Cambridge/ Nairobi, le 24 janvier 2006 - La valeur économique et la fonction de maintien de la vie des récifs coralliens et des mangroves sont mises en relief dans un nouveau rapport du programme des Nations Unies pour l'environnement (PNUE).

Le rapport souligne le rôle essentiel que ces éléments naturels jouent, promouvant le tourisme, refoulant l'érosion côtière et servant de pépinières aux poissons, y compris ceux qui font l'objet d'un commerce (pour aquarium) qui s'élève à des millions de dollars.

Le rapport met en évidence le fait que les coraux et les mangroves absorbent 90 pour cent de la force d'impact des vagues.

Il y est également souligné que les conserver représente un petit prix à payer comparer aux coûts associés à leur destruction et à la substitution de leur rôle par des structures humaines.

Le rapport révèle que:

•  Les récifs coralliens rapportent entre 100.000 et 600.000 dollars américains par kilomètre carré par an

•  Afin de les préserver, il faut juste $775 par kilomètre carré par an, déduits des frais de gestion d'un parc marin.

•  Les coûts d'installation de brise-lames artificiels faits de tétrapodes en béton autour de Malé, aux Maldives, s'élevaient à $10 millions par kilomètre. Ceci a été entrepris après la dégradation du récif naturel.

•  En Indonésie, un hôtel dans l'ouest du Lombok a dépensé, en moyenne, $125.000 par an sur sept ans pour réhabiliter sa plage longue de 250 mètres, suite à l'érosion causée par l'exploitation du corail en mer.

Ces conclusions sont tirées de la publication intitulée In the Front Line: Shoreline Protection and other Ecosystem Services from Mangroves and Coral Reefs (En première ligne: La protection du littoral et les autres services des écosystèmes rendus par les mangroves et les récifs coralliens).

Il a été produit par le Centre mondial de surveillance continue de la conservation de la nature du Programme des Nations Unies pour l'environnement (PNUE-WCMC) en collaboration avec le Réseau international d'action sur les récifs coralliens (ICRAN) et l'IUCN- l'Union mondiale pour la conservation de la nature.

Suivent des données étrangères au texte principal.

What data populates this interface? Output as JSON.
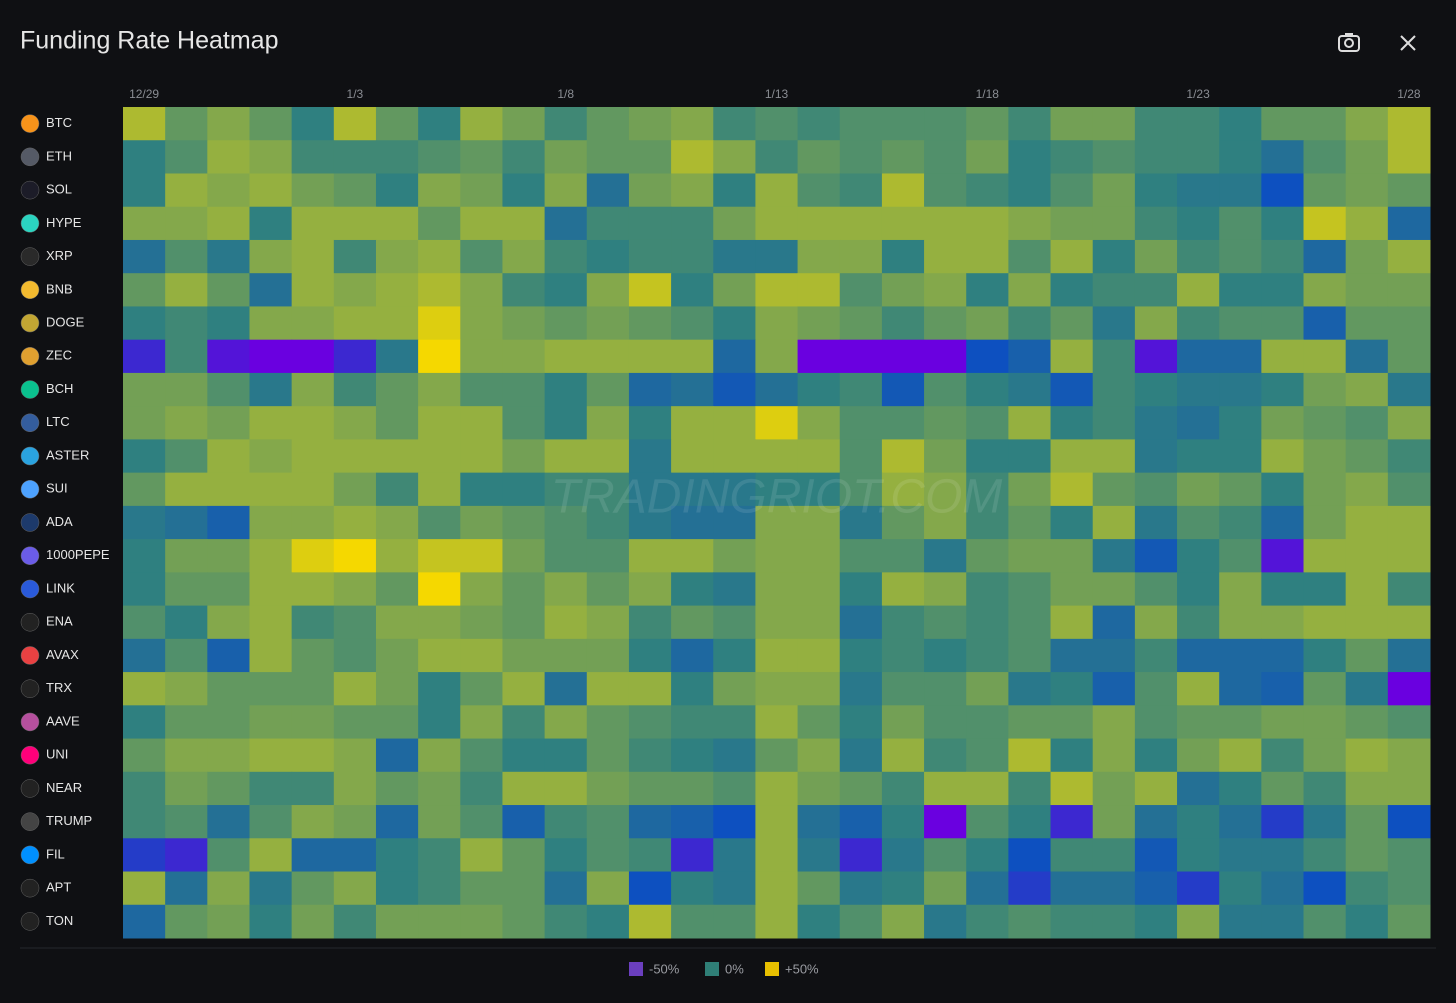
{
  "chart_data": {
    "type": "heatmap",
    "title": "Funding Rate Heatmap",
    "watermark": "TRADINGRIOT.COM",
    "x": [
      "12/29",
      null,
      null,
      null,
      null,
      "1/3",
      null,
      null,
      null,
      null,
      "1/8",
      null,
      null,
      null,
      null,
      "1/13",
      null,
      null,
      null,
      null,
      "1/18",
      null,
      null,
      null,
      null,
      "1/23",
      null,
      null,
      null,
      null,
      "1/28"
    ],
    "y": [
      "BTC",
      "ETH",
      "SOL",
      "HYPE",
      "XRP",
      "BNB",
      "DOGE",
      "ZEC",
      "BCH",
      "LTC",
      "ASTER",
      "SUI",
      "ADA",
      "1000PEPE",
      "LINK",
      "ENA",
      "AVAX",
      "TRX",
      "AAVE",
      "UNI",
      "NEAR",
      "TRUMP",
      "FIL",
      "APT",
      "TON"
    ],
    "values": [
      [
        35,
        15,
        25,
        15,
        0,
        35,
        15,
        0,
        30,
        20,
        5,
        15,
        20,
        25,
        5,
        10,
        5,
        10,
        10,
        10,
        15,
        5,
        20,
        20,
        5,
        5,
        0,
        15,
        15,
        25,
        35
      ],
      [
        0,
        10,
        30,
        25,
        5,
        5,
        5,
        10,
        15,
        5,
        20,
        15,
        15,
        35,
        25,
        5,
        15,
        10,
        15,
        10,
        20,
        0,
        5,
        10,
        5,
        5,
        0,
        -10,
        10,
        20,
        35
      ],
      [
        0,
        30,
        25,
        30,
        20,
        15,
        0,
        25,
        20,
        0,
        25,
        -10,
        20,
        25,
        0,
        30,
        10,
        5,
        35,
        10,
        5,
        0,
        10,
        20,
        0,
        -5,
        -5,
        -30,
        15,
        20,
        15
      ],
      [
        25,
        25,
        30,
        0,
        30,
        30,
        30,
        15,
        30,
        30,
        -10,
        5,
        5,
        5,
        20,
        30,
        30,
        30,
        30,
        30,
        30,
        25,
        20,
        20,
        5,
        0,
        10,
        0,
        40,
        30,
        -15
      ],
      [
        -10,
        10,
        -5,
        25,
        30,
        5,
        25,
        30,
        10,
        25,
        5,
        0,
        5,
        5,
        -5,
        -5,
        25,
        25,
        0,
        30,
        30,
        10,
        30,
        0,
        20,
        5,
        10,
        5,
        -15,
        20,
        30
      ],
      [
        15,
        30,
        15,
        -10,
        30,
        25,
        30,
        35,
        25,
        5,
        0,
        25,
        40,
        0,
        20,
        35,
        35,
        10,
        20,
        25,
        0,
        25,
        0,
        5,
        5,
        30,
        0,
        0,
        25,
        20,
        20
      ],
      [
        0,
        5,
        0,
        25,
        25,
        30,
        30,
        45,
        25,
        20,
        15,
        20,
        15,
        10,
        0,
        25,
        20,
        15,
        5,
        15,
        20,
        5,
        15,
        -5,
        25,
        5,
        10,
        10,
        -20,
        15,
        15
      ],
      [
        -40,
        5,
        -45,
        -50,
        -50,
        -40,
        -5,
        50,
        25,
        25,
        30,
        30,
        30,
        30,
        -15,
        25,
        -50,
        -50,
        -50,
        -50,
        -30,
        -20,
        30,
        5,
        -45,
        -15,
        -15,
        30,
        30,
        -10,
        15
      ],
      [
        20,
        20,
        10,
        -5,
        25,
        5,
        15,
        25,
        10,
        10,
        0,
        15,
        -15,
        -10,
        -25,
        -10,
        0,
        5,
        -25,
        10,
        0,
        -5,
        -25,
        5,
        0,
        -5,
        -5,
        0,
        20,
        25,
        -5
      ],
      [
        20,
        25,
        20,
        30,
        30,
        25,
        15,
        30,
        30,
        10,
        0,
        25,
        0,
        30,
        30,
        45,
        25,
        10,
        10,
        15,
        10,
        30,
        0,
        5,
        -5,
        -10,
        0,
        20,
        15,
        10,
        25
      ],
      [
        0,
        10,
        30,
        25,
        30,
        30,
        30,
        30,
        30,
        20,
        30,
        30,
        -5,
        30,
        30,
        30,
        30,
        10,
        35,
        20,
        0,
        0,
        30,
        30,
        -5,
        0,
        0,
        30,
        20,
        15,
        5
      ],
      [
        15,
        30,
        30,
        30,
        30,
        20,
        5,
        30,
        0,
        0,
        5,
        5,
        -5,
        -5,
        -5,
        0,
        0,
        10,
        30,
        25,
        5,
        20,
        35,
        15,
        10,
        20,
        15,
        0,
        20,
        25,
        10
      ],
      [
        -5,
        -10,
        -20,
        25,
        25,
        30,
        25,
        10,
        20,
        15,
        10,
        5,
        -5,
        -10,
        -10,
        25,
        25,
        -5,
        15,
        25,
        5,
        15,
        0,
        30,
        -5,
        10,
        5,
        -15,
        20,
        30,
        30
      ],
      [
        0,
        20,
        20,
        30,
        45,
        50,
        30,
        40,
        40,
        20,
        10,
        10,
        30,
        30,
        20,
        25,
        25,
        10,
        10,
        -5,
        15,
        20,
        20,
        -5,
        -25,
        0,
        10,
        -45,
        30,
        30,
        30
      ],
      [
        0,
        15,
        15,
        30,
        30,
        25,
        15,
        50,
        25,
        15,
        25,
        15,
        25,
        0,
        -5,
        25,
        25,
        0,
        30,
        25,
        5,
        10,
        20,
        20,
        10,
        0,
        25,
        0,
        0,
        30,
        5
      ],
      [
        10,
        0,
        25,
        30,
        5,
        10,
        25,
        25,
        20,
        15,
        30,
        25,
        5,
        15,
        10,
        25,
        25,
        -10,
        5,
        10,
        5,
        10,
        30,
        -15,
        25,
        5,
        25,
        25,
        30,
        30,
        30
      ],
      [
        -10,
        10,
        -20,
        30,
        15,
        10,
        20,
        30,
        30,
        20,
        20,
        20,
        0,
        -15,
        0,
        30,
        30,
        0,
        5,
        0,
        5,
        10,
        -10,
        -10,
        5,
        -15,
        -15,
        -15,
        0,
        15,
        -10
      ],
      [
        30,
        25,
        15,
        15,
        15,
        30,
        20,
        0,
        15,
        30,
        -10,
        30,
        30,
        0,
        20,
        25,
        25,
        -5,
        10,
        10,
        20,
        -5,
        0,
        -20,
        10,
        30,
        -15,
        -20,
        15,
        -5,
        -50
      ],
      [
        0,
        15,
        15,
        20,
        20,
        15,
        15,
        0,
        25,
        5,
        25,
        15,
        10,
        5,
        5,
        30,
        15,
        0,
        20,
        10,
        10,
        15,
        15,
        25,
        10,
        15,
        15,
        20,
        20,
        15,
        10
      ],
      [
        15,
        25,
        25,
        30,
        30,
        25,
        -15,
        25,
        10,
        0,
        0,
        15,
        5,
        0,
        -5,
        15,
        25,
        -5,
        30,
        5,
        10,
        35,
        0,
        25,
        0,
        20,
        30,
        5,
        20,
        30,
        25
      ],
      [
        5,
        20,
        15,
        5,
        5,
        25,
        15,
        20,
        5,
        30,
        30,
        20,
        15,
        15,
        10,
        30,
        20,
        15,
        5,
        30,
        30,
        5,
        35,
        20,
        30,
        -10,
        0,
        15,
        5,
        25,
        25
      ],
      [
        5,
        10,
        -10,
        10,
        25,
        20,
        -15,
        20,
        10,
        -20,
        5,
        10,
        -15,
        -20,
        -30,
        30,
        -10,
        -20,
        0,
        -50,
        10,
        0,
        -40,
        20,
        -10,
        0,
        -10,
        -35,
        -5,
        15,
        -30
      ],
      [
        -35,
        -40,
        10,
        30,
        -15,
        -15,
        0,
        5,
        30,
        15,
        0,
        10,
        5,
        -40,
        -5,
        30,
        -5,
        -40,
        -5,
        10,
        0,
        -30,
        5,
        5,
        -25,
        0,
        -5,
        -5,
        5,
        15,
        10
      ],
      [
        30,
        -10,
        25,
        -5,
        15,
        25,
        0,
        5,
        15,
        15,
        -10,
        25,
        -30,
        0,
        -5,
        30,
        15,
        -5,
        0,
        20,
        -10,
        -35,
        -10,
        -10,
        -20,
        -35,
        0,
        -10,
        -30,
        5,
        10
      ],
      [
        -15,
        15,
        20,
        0,
        20,
        5,
        20,
        20,
        20,
        15,
        5,
        0,
        35,
        10,
        10,
        30,
        0,
        10,
        25,
        -5,
        5,
        10,
        5,
        5,
        0,
        25,
        -5,
        -5,
        10,
        0,
        15
      ]
    ],
    "colorscale": [
      [
        -50,
        "#6a00e0"
      ],
      [
        -30,
        "#0d50c0"
      ],
      [
        0,
        "#2f8080"
      ],
      [
        30,
        "#95b040"
      ],
      [
        50,
        "#f5d800"
      ]
    ],
    "legend": [
      {
        "value": -50,
        "label": "-50%",
        "color": "#6b3fbf"
      },
      {
        "value": 0,
        "label": "0%",
        "color": "#2f7f77"
      },
      {
        "value": 50,
        "label": "+50%",
        "color": "#e8c000"
      }
    ]
  }
}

L'étude montre à quel point les récifs coralliens et les mangroves sont en voie de disparition rapide. Près d'un tiers des coraux ont déjà disparu et on estime une perte de 60 pour cent d'ici 2030. Plus d'un tiers des zones de mangroves ont été détruites et leur taux de perte est supérieur à celui des forêts tropicales.

Klaus Toepfer, le directeur exécutif du PNUE, a remarqué : « Jour après jour, à travers les océans et les mers du monde, la nature génère des revenus et des modes de substances pour des millions, voir des milliards de personnes ».

« La tragédie du tsunami qui a frappé l'Océan indien en décembre 2004 a mis au premier plan le débat sur les capacités de maintien de la vie des récifs et des mangroves sains. Mais ce rapport va plus loin, soulignant que leur importance économique, culturelle et sociale va au delà de tels événements extrêmes, a-t- il ajouté. »

« J'espérer que les réalités financières contenues dans cette étude transformeront radicalement l'attitude et le comportement des gouvernements, de l'industrie, des autorités locales et des individus, de sorte qu'ils apprécient davantage et conservent mieux ce capital naturel ; afin qu'ils réfléchissent à deux fois à la pollution, aux changements climatiques, au développement peu raisonable et à d'autres pratiques préjudiciables qui minent rapidement la base économique de tant de communautés côtières à travers le monde, » a dit M. Toepfer.

Jon Hutton, le nouveau directeur entrant du PNUE-WCMC, a ajouté que « cette étude est importante car elle donne non seulement des valeurs réelles aux services de la nature, mais illustre également l'importance critique de la collecte, du stockage et de l'analyse de données qu'entreprend le PNUE au nom du monde".

Le rapport est lancé à la veille de la 9ème Session extraordinaire du Conseil d'administration du PNUE/Forum ministériel mondial sur l'environnement qui se tiendra à Dubai (Emirats Arabes Unis) en début février et lors duquel les ministres de l'environnement du monde entier débattront des questions clés que sont l'énergie et le tourisme, tous deux liées, directement ou indirectement, aux services des écosystèmes comme les récifs coralliens et les mangroves.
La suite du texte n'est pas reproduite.